Although it is difficult and risky to give muscle growth times as they are strictly subjective and mainly dependent on age, sex and genetics (amount of white fibers and myonuclei, ability to express strength), several authors have estimated approximate average gains of about 10 kg. in the first year up to a progressive reduction of the growth rate to 1 kg of muscle mass in the fourth year – but still values remain to be taken with a grain of salt.
We have already mentioned the importance of the food aspect in allowing and facilitating the synthesis of new muscle tissue. The diet must be functional to your goals ( mass and definition phases ) and this means providing the body with adequate amounts of macronutrients (proteins, carbohydrates and fats), micronutrients and water also to better face training in the gym.

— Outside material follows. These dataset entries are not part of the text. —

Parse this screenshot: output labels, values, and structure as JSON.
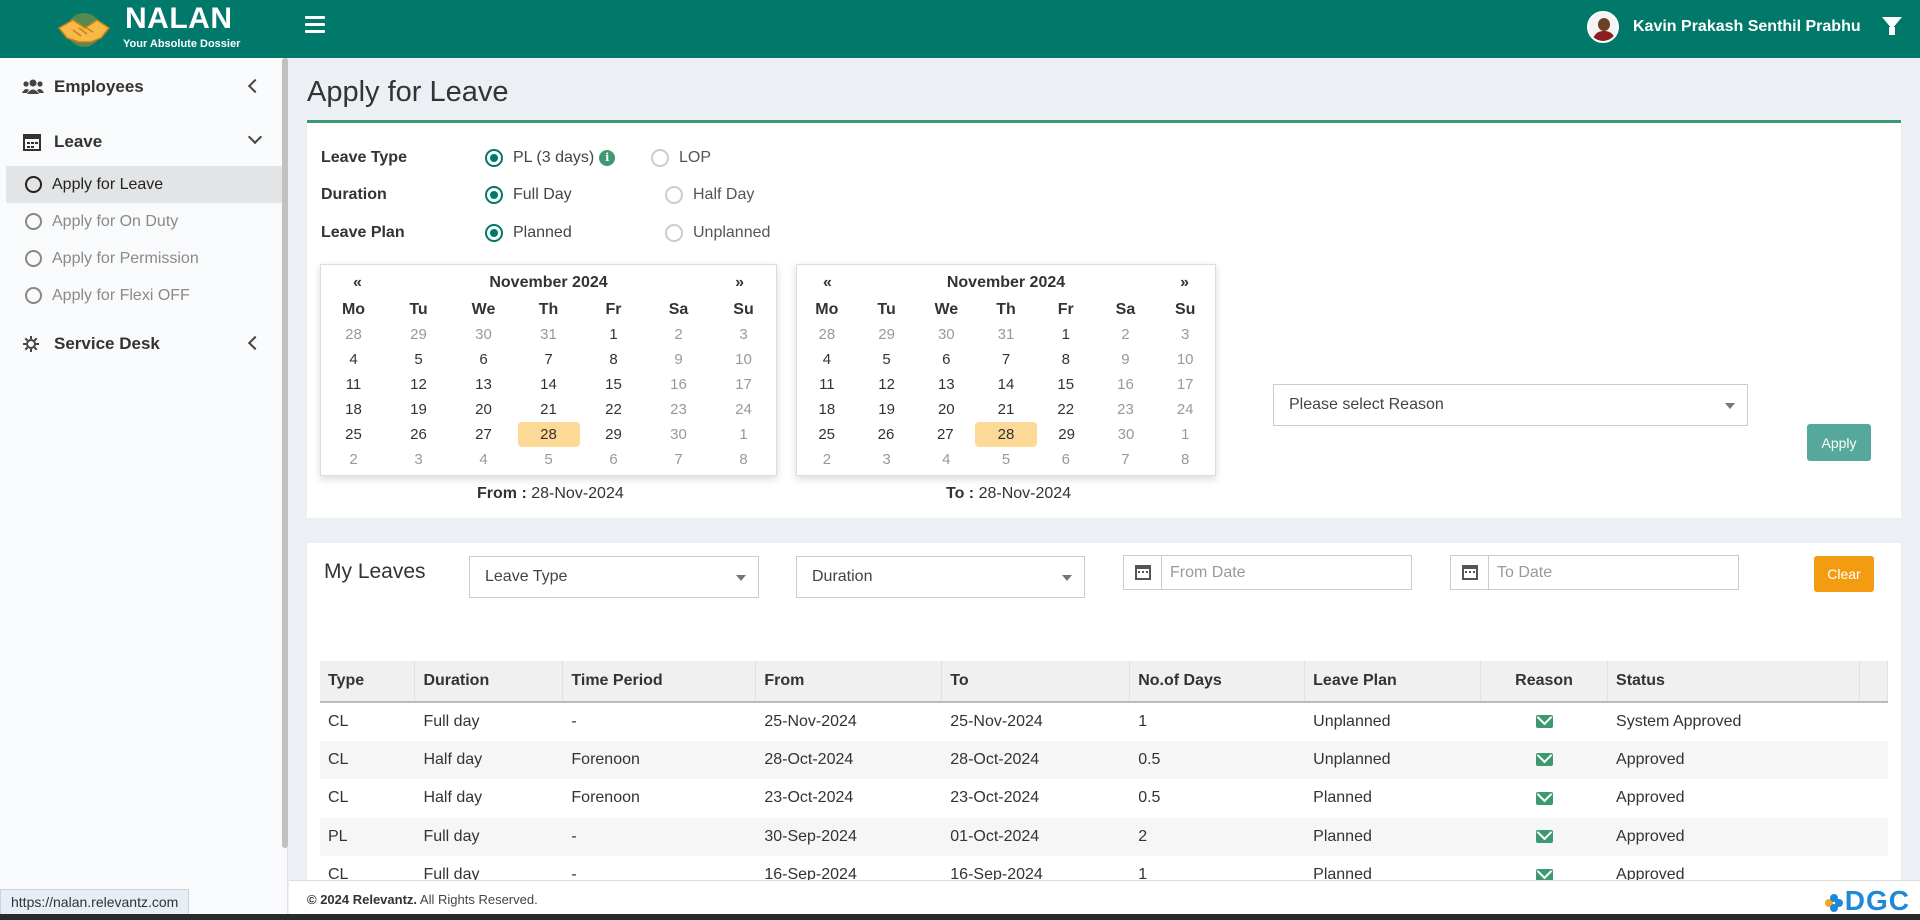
{
  "header": {
    "logo_title": "NALAN",
    "logo_subtitle": "Your Absolute Dossier",
    "user_name": "Kavin Prakash Senthil Prabhu",
    "bg_color": "#00786a"
  },
  "sidebar": {
    "employees": "Employees",
    "leave": "Leave",
    "leave_items": [
      "Apply for Leave",
      "Apply for On Duty",
      "Apply for Permission",
      "Apply for Flexi OFF"
    ],
    "service_desk": "Service Desk"
  },
  "page": {
    "title": "Apply for Leave"
  },
  "form": {
    "leave_type_label": "Leave Type",
    "leave_type_options": [
      "PL (3 days)",
      "LOP"
    ],
    "leave_type_selected": "PL (3 days)",
    "duration_label": "Duration",
    "duration_options": [
      "Full Day",
      "Half Day"
    ],
    "duration_selected": "Full Day",
    "leave_plan_label": "Leave Plan",
    "leave_plan_options": [
      "Planned",
      "Unplanned"
    ],
    "leave_plan_selected": "Planned",
    "reason_placeholder": "Please select Reason",
    "apply_button": "Apply"
  },
  "calendars": {
    "prev": "«",
    "next": "»",
    "month": "November 2024",
    "days_of_week": [
      "Mo",
      "Tu",
      "We",
      "Th",
      "Fr",
      "Sa",
      "Su"
    ],
    "weeks": [
      [
        "28",
        "29",
        "30",
        "31",
        "1",
        "2",
        "3"
      ],
      [
        "4",
        "5",
        "6",
        "7",
        "8",
        "9",
        "10"
      ],
      [
        "11",
        "12",
        "13",
        "14",
        "15",
        "16",
        "17"
      ],
      [
        "18",
        "19",
        "20",
        "21",
        "22",
        "23",
        "24"
      ],
      [
        "25",
        "26",
        "27",
        "28",
        "29",
        "30",
        "1"
      ],
      [
        "2",
        "3",
        "4",
        "5",
        "6",
        "7",
        "8"
      ]
    ],
    "highlighted_date": "28",
    "from_label": "From :",
    "from_value": "28-Nov-2024",
    "to_label": "To :",
    "to_value": "28-Nov-2024"
  },
  "my_leaves": {
    "title": "My Leaves",
    "filter_leave_type": "Leave Type",
    "filter_duration": "Duration",
    "from_date_placeholder": "From Date",
    "to_date_placeholder": "To Date",
    "clear_button": "Clear",
    "columns": [
      "Type",
      "Duration",
      "Time Period",
      "From",
      "To",
      "No.of Days",
      "Leave Plan",
      "Reason",
      "Status"
    ],
    "rows": [
      [
        "CL",
        "Full day",
        "-",
        "25-Nov-2024",
        "25-Nov-2024",
        "1",
        "Unplanned",
        "mail-icon",
        "System Approved"
      ],
      [
        "CL",
        "Half day",
        "Forenoon",
        "28-Oct-2024",
        "28-Oct-2024",
        "0.5",
        "Unplanned",
        "mail-icon",
        "Approved"
      ],
      [
        "CL",
        "Half day",
        "Forenoon",
        "23-Oct-2024",
        "23-Oct-2024",
        "0.5",
        "Planned",
        "mail-icon",
        "Approved"
      ],
      [
        "PL",
        "Full day",
        "-",
        "30-Sep-2024",
        "01-Oct-2024",
        "2",
        "Planned",
        "mail-icon",
        "Approved"
      ],
      [
        "CL",
        "Full day",
        "-",
        "16-Sep-2024",
        "16-Sep-2024",
        "1",
        "Planned",
        "mail-icon",
        "Approved"
      ]
    ]
  },
  "footer": {
    "copyright_bold": "© 2024 Relevantz.",
    "copyright_rest": " All Rights Reserved.",
    "brand": "DGC"
  },
  "status_bar": {
    "url": "https://nalan.relevantz.com"
  }
}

To increase muscle mass it is necessary to have a caloric surplus, on average between 300 and 500 kcal per day compared to the maintenance calorie intake. In this phase, the accumulation of fat is also physiologically inevitable: you cannot grow by always remaining defined. To learn more, read the article on the high-calorie diet .
To make the muscles visible after a bulking phase it is necessary to be in a calorie deficit for several months: on average equal to 300 kcal for women and 500 kcal for men compared to the daily maintenance calorie intake. During this phase it is physiologically unlikely to synthesize new contractile tissue, so the goal will primarily be to preserve the muscle mass acquired. To learn more, read the article on diet in the definition.
There are some cases in which it is possible to witness an increase in muscle mass without varying the amount of fat tissue or even while losing weight. This occurs only in the first months of training in the beginner subject, in those who re-train after a long period of stop or in those who, despite having been training for many years, begin to do it in a much better way. The body recomposition process is much more frequent and rapid, however, in those who abuse doping drugs.
The only supplement that has been shown to directly increase muscle mass is creatine through increased water retention within muscle cells. However, this is a little impacting effect in absolute terms.
The use of some supplements can only indirectly improve muscle mass (including creatine), that is, allowing you to resist fatigue more and thus exposing yourself to greater intensity and volumes. But even in this case, it is absolutely not a key element or strictly necessary, especially if the diet is adequate.